1.Majority rule technique. Some leaders adopt the majority rule technique when faced with making tough decisions. The majority rule technique enables the leader to gather team members in a place and discuss the subject matter at hand.
Individuals and participants are asked to state their positions, and everyone is given the right of fair hearing. At the end of deliberation, the major convergent points are outlined and are subjected to voting to arrive at tough decisions. By simple majority rule, the alternative that has the highest number of votes becomes the decision for the day.
2.The Democratic technique. The democratic technique is another name for the middle of the road approach in making tough decisions. The principle is built on accommodation of all shades of differences and views of all participants but at the end, a consensus position is agreed upon as the final decision of the team.

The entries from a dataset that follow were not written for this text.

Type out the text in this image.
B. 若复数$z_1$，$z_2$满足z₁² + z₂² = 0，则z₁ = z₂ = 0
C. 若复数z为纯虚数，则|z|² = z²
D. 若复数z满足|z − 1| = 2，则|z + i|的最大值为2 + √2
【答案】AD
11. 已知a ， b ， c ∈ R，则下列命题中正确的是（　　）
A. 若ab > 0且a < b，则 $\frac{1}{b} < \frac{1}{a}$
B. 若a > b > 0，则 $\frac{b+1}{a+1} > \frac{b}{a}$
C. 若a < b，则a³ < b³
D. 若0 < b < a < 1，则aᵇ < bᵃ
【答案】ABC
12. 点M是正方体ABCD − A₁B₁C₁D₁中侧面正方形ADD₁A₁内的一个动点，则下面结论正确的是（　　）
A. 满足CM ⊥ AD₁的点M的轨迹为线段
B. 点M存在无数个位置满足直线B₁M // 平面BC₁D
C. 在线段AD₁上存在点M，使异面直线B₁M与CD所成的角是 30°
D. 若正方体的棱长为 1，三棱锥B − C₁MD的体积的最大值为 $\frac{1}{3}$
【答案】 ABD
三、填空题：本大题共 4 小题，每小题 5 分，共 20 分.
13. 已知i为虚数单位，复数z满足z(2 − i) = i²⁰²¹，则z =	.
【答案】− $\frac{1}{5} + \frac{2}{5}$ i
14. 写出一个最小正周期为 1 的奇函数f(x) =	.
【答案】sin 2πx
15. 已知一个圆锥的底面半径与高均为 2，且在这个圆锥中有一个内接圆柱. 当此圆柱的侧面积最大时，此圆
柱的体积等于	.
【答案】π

3.The Consultative Technique. Many times, a leader has a position or mindset on an issue or a plan while making tough decisions which involves the team and the organization. In the process of making a tough decision about the program, she/he may invite the team leadership to share his/her thoughts on the program and solicit for their input. The consultative technique in tough decision making is participatory in nature as team members are required to make contributions that could be incorporated into the final decision. The consultative technique enhances team collaboration and creates the effect that “we made the tough decision”.
4.The Command technique. Unfortunately, this seems to be the most common decision-making technique of most leaders when faced with making tough decisions. Drawing from their positions or their subject knowledge expertise, most leaders make tough decisions that can best be seen as orders.
5.The Mirror/Poll/Survey technique. This is a technique that is hinged on the belief that customers, stakeholders and other focus groups are a key component whose views must be sought and used as input in tough decision-making process. The leader undertakes poll or survey to gain knowledge of the views of these groups to understand issues of relevance and consequently make tough decisions based on its findings.